4) The Apex Court further observed that the factor which cannot be totally brushed aside is the uncontroverted evidence of a continued enmity existing from 10 years preceding the alleged murder of Narayan by and between the two groups; it could be established that PW-2 nurtured personal ill-will towards the Appellants and the possibility of PW-2 having acted with intention to keep the Appellants away from legal proceedings as well as interference in property rights cannot be totally ruled out; hence, PW-2 being inimical to the Appellants, his testimony has to be taken with a pinch of salt and a deeper scrutiny of the other evidence on record has also been indeed called for bearing the settled principles, referred to above, in mind.

5) The Hon’ble Supreme Court also observed that what is of prime importance is that the circumstances as appearing from the record do not justify the presence of PW-3 at the place of occurrence. Therefore, the oral testimony of PW-2 and PW-3 is not free from doubt and their evidence not being of unimpeachable quality, the rule of prudence would demand a corroboration of their versions from other witnesses who, according to PW-2 and PW-3, were present at the place of occurrence and witnessed the murder of Narayan.

6) The Apex Court after assessing the evidence on record observed that the disturbing features in the process of investigation, have not weighed in the Court’s mind to give the benefit of doubt to the Appellants but on proper evaluation of the various facts and circumstances, it has transpired that there were reasons for which PW-2 might have falsely implicated the Appellants and also that PW-3 was not a wholly reliable witness.

7) Hence, the Supreme Court observed that there is a fair degree of uncertainty in the Prosecution story and the Session Court and the High Court appear to have somewhat been influenced by the oral testimony of PW-2 and PW-3, without taking into consideration the effect of the other attending circumstances, thereby warranting interference.

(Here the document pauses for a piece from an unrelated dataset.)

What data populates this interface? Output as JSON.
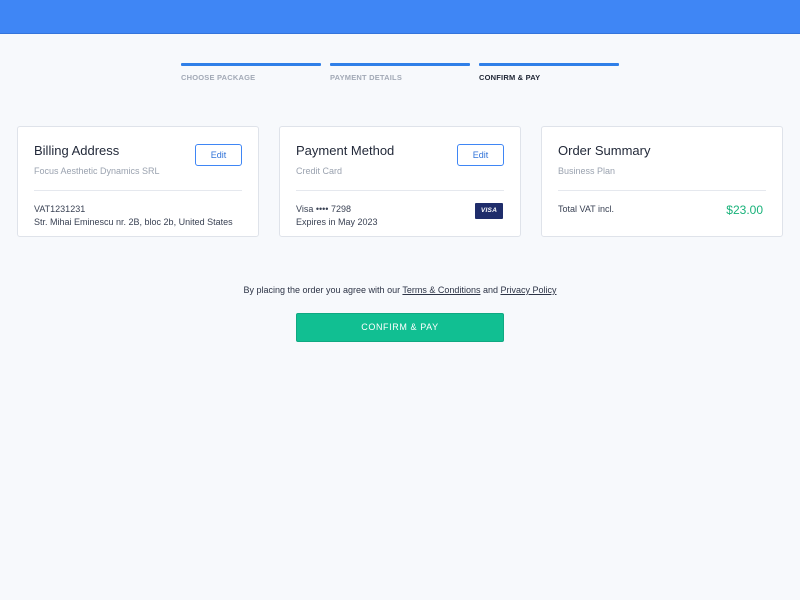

Thus, for the reasons aforesaid, the Apex Court allowed the Appeal filed by the Accused, as the charges of murder could not be proved beyond reasonable doubt; hence, the Appellants were held to be entitled to the benefit of doubt. The Sessions Court Judgment of Conviction and Order of Sentence dated 29-01-1986 was set aside; consequently, the High Court Judgment dated 09-07-2014, upholding the said conviction and sentence was also set aside.